The Australian property market is among the world’s highest performing and at 20% has the fourth-fastest growth rate, according to a new report from real estate group Knight Frank.
The top four markets are located in the Asia-Pacific region which recorded an average increase of 17.8%, with Australia recording 20% growth over the past year and a 4.8% increase from the December 2009 quarter to the March 2010 quarter, when the report was compiled.
China topped the list with growth of 30.6%, followed by Hong Kong and Singapore, while Israel came in fifth place with 15.9% growth, followed by South Africa, Canada, Finland and Norway.
The United States, which has suffered a massive blow to its property market during the financial crisis, came in 22nd place behind Indonesia, with just 2.3% growth.
The study also found 53% of the locations monitored by the Knight Frank Global House Price Index rose in the year to March 2010, while Ukraine and the three Baltic States continued to perform poorly with price falls of over 30%.
Australia also recorded growth of 10.2% in the six months to the March quarter 2010, according to the report.
But the report comes as the Australian property market is beginning to slow, with price growth now subdued in many states and clearance rates dropping across the country as buyers back away.
Liam Bailey, head of residential research at Knight Frank, said in a statement the most noticeable trend was that global growth can now be categorised into regions.
“The top four positions in our rankings are all occupied by Asia-Pacific locations, while Europe dominates the bottom half of the table.”
“A recovery in the global housing market is undoubtedly under way, in Q1 2009 33% of countries recorded positive annual growth, in Q1 2010 this figure is closer to 53% but still some way off the figure of 90% recorded in Q1 2006.”
Bailey also said that although the prices quoted in the report come from the Australian Bureau of Statistics, that the 20% growth figure might even be understated.
“In our opinion the results from ABS overstate the actual underlying price growth due to its unique methodology and seasonal shifts in market activity, partly as a result of the increase in first time buyer demand over the past year which has been driven by government incentives.”
Bailey also echoed the popular sentiment that house price growth is beginning to slow due to rising interest rates and the withdrawal of Government stimulus.

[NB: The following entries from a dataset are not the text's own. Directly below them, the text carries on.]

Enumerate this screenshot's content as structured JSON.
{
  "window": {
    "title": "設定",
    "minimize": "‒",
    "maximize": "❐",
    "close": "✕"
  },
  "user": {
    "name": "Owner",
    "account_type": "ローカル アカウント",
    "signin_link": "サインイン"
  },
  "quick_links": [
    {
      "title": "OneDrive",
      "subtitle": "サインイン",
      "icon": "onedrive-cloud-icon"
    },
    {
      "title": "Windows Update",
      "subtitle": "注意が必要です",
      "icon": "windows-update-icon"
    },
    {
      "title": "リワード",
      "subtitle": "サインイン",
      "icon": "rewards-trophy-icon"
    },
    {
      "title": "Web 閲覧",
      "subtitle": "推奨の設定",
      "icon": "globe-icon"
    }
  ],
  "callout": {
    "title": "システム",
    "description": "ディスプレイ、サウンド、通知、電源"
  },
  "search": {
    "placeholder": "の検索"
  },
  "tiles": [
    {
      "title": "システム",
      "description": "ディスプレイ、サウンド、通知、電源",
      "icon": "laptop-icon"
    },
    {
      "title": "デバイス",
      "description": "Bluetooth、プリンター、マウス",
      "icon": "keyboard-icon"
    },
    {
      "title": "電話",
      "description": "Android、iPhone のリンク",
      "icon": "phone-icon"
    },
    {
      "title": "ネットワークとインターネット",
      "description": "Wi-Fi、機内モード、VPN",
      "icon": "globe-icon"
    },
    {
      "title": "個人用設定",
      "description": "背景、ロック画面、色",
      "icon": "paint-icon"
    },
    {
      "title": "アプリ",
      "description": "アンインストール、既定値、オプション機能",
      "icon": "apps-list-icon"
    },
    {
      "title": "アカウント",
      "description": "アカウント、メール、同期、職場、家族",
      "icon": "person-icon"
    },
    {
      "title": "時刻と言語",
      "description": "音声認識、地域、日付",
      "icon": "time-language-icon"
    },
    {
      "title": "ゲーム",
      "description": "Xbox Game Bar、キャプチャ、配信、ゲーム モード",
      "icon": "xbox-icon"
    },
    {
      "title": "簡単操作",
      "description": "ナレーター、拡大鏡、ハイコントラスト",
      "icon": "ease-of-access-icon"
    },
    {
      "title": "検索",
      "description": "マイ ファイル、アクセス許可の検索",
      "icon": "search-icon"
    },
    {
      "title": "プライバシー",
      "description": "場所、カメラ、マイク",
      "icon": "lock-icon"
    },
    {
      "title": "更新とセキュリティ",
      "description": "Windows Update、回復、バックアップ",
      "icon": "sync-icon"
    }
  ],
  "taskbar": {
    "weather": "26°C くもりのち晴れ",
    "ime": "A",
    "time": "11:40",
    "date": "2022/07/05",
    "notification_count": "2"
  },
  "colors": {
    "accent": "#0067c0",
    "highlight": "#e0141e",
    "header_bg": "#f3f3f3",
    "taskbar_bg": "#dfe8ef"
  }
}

“With interest rates now rising, the government withdrawing stimulus and the supply response picking up (albeit modestly), we expect house price growth to slow over the next six to nine months.”
“It remains to be seen whether this is another period of sustained growth or the middle peak in a double dip recession. Certainly, a number of European economies face growing challenges in the form of tightening fiscal policy and austerity measures.”